Não há como comparar as eleições de 2018 com nenhuma outra, desde 1989.

O PT resistiu como a mais importante identidade partidária fincada no seio do povo, e o antipetismo tornou-se o núcleo do discurso fascista.

Até então, o antipetismo era apenas um elemento de uma configuração partidária e política que tornava o PSDB o polo alternativo ao PT. Tudo muito normal e civilizado.

Parte importante dos eleitores de classe média que votou em Aécio em 2014, porque antipetistas, não se identificou com o discurso tosco e autoritário de Bolsonaro.

O golpe criou o monstro, destroçando uma polaridade, sempre desafiada aqui e ali, mas que conferia racionalidade ao sistema político brasileiro.

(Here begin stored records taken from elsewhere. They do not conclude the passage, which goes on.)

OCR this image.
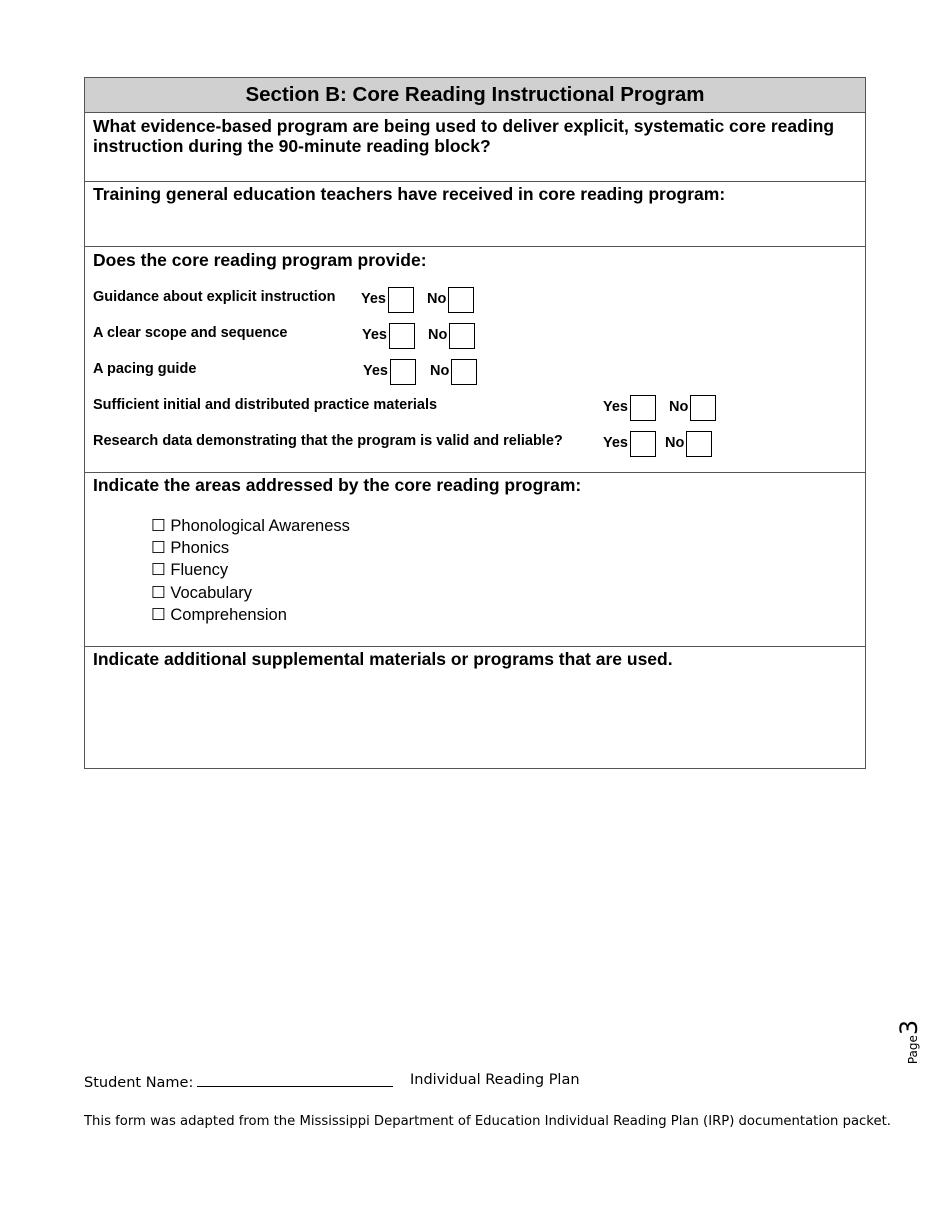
Section B: Core Reading Instructional Program
What evidence-based program are being used to deliver explicit, systematic core reading instruction during the 90-minute reading block?
Training general education teachers have received in core reading program:
Does the core reading program provide:
Guidance about explicit instruction Yes	No
A clear scope and sequence	Yes	No
A pacing guide	Yes	No
Sufficient initial and distributed practice materials	Yes	No
Research data demonstrating that the program is valid and reliable?	Yes	No
Indicate the areas addressed by the core reading program:
☐ Phonological Awareness
☐ Phonics
☐ Fluency
☐ Vocabulary
☐ Comprehension
Indicate additional supplemental materials or programs that are used.
Page3
Student Name:	Individual Reading Plan
This form was adapted from the Mississippi Department of Education Individual Reading Plan (IRP) documentation packet.
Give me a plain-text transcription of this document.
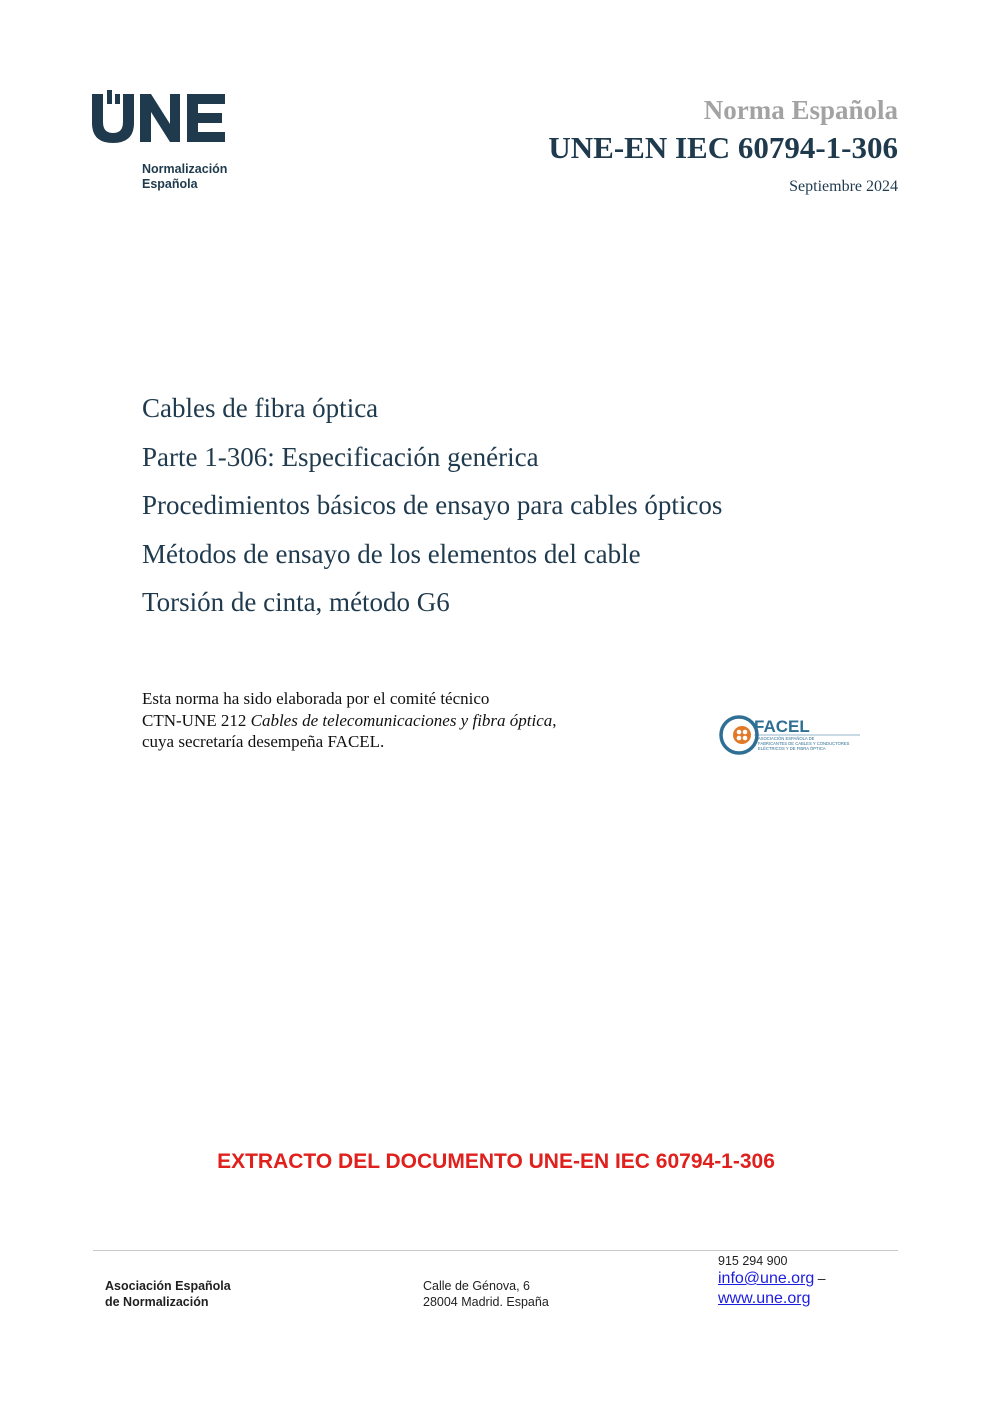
Normalización
Española
Norma Española
UNE-EN IEC 60794-1-306
Septiembre 2024
Cables de fibra óptica
Parte 1-306: Especificación genérica
Procedimientos básicos de ensayo para cables ópticos
Métodos de ensayo de los elementos del cable
Torsión de cinta, método G6
Esta norma ha sido elaborada por el comité técnico
CTN-UNE 212 Cables de telecomunicaciones y fibra óptica,
cuya secretaría desempeña FACEL.
FACEL
ASOCIACIÓN ESPAÑOLA DE
FABRICANTES DE CABLES Y CONDUCTORES
ELÉCTRICOS Y DE FIBRA ÓPTICA
EXTRACTO DEL DOCUMENTO UNE-EN IEC 60794-1-306
Asociación Española
de Normalización
Calle de Génova, 6
28004 Madrid. España
915 294 900
info@une.org –
www.une.org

Parte de tais eleitores já não está com Bolsonaro. Outros podem deixá-lo.

Por sua vez, o crescimento de Bolsonaro entre os eleitores lulistas decorre, fundamentalmente, da proeminência que ganhou a questão da segurança pública para a vida das pessoas e da insatisfação com a política, motivada pela onipresença do tema da corrupção no debate brasileiro.

Colocado como centro de um discurso que procura aniquilar o adversário, sem buscar a raízes e o remédio institucional para sua correção, tal discurso liberou os instintos mais primitivos e as pulsões autoritárias e conservadoras da alma brasileira, contidas pela operação de um jogo político cheio de problemas, mas que funcionava.

Seu produto é esta horda fascista que hoje promove os achaques diários aos “inimigos do povo”, conforme os vêm as “pessoas de bem”, esnobemente ignorantes.

Por isso, é preciso trazer, de fato, como assinalou Haddad, os temas econômicos para o centro do debate, de modo a mitigar a peroração vazia e moralista, que não permite ao país vislumbrar um projeto de futuro.

É crucial mostrar que Bolsonaro subscreveu todas as ações antipopulares e antinacionais do governo Temer, enfatizando que seu projeto significa o aprofundamento desta política.

Ademais, isso permitirá esclarecer como a instabilidade política proporcionada pela ruptura com as regras do jogo, desde a contestação à eleição de Dilma em 2014, jogou o país no abismo, mesmo admitindo equívocos de condução de seu governo.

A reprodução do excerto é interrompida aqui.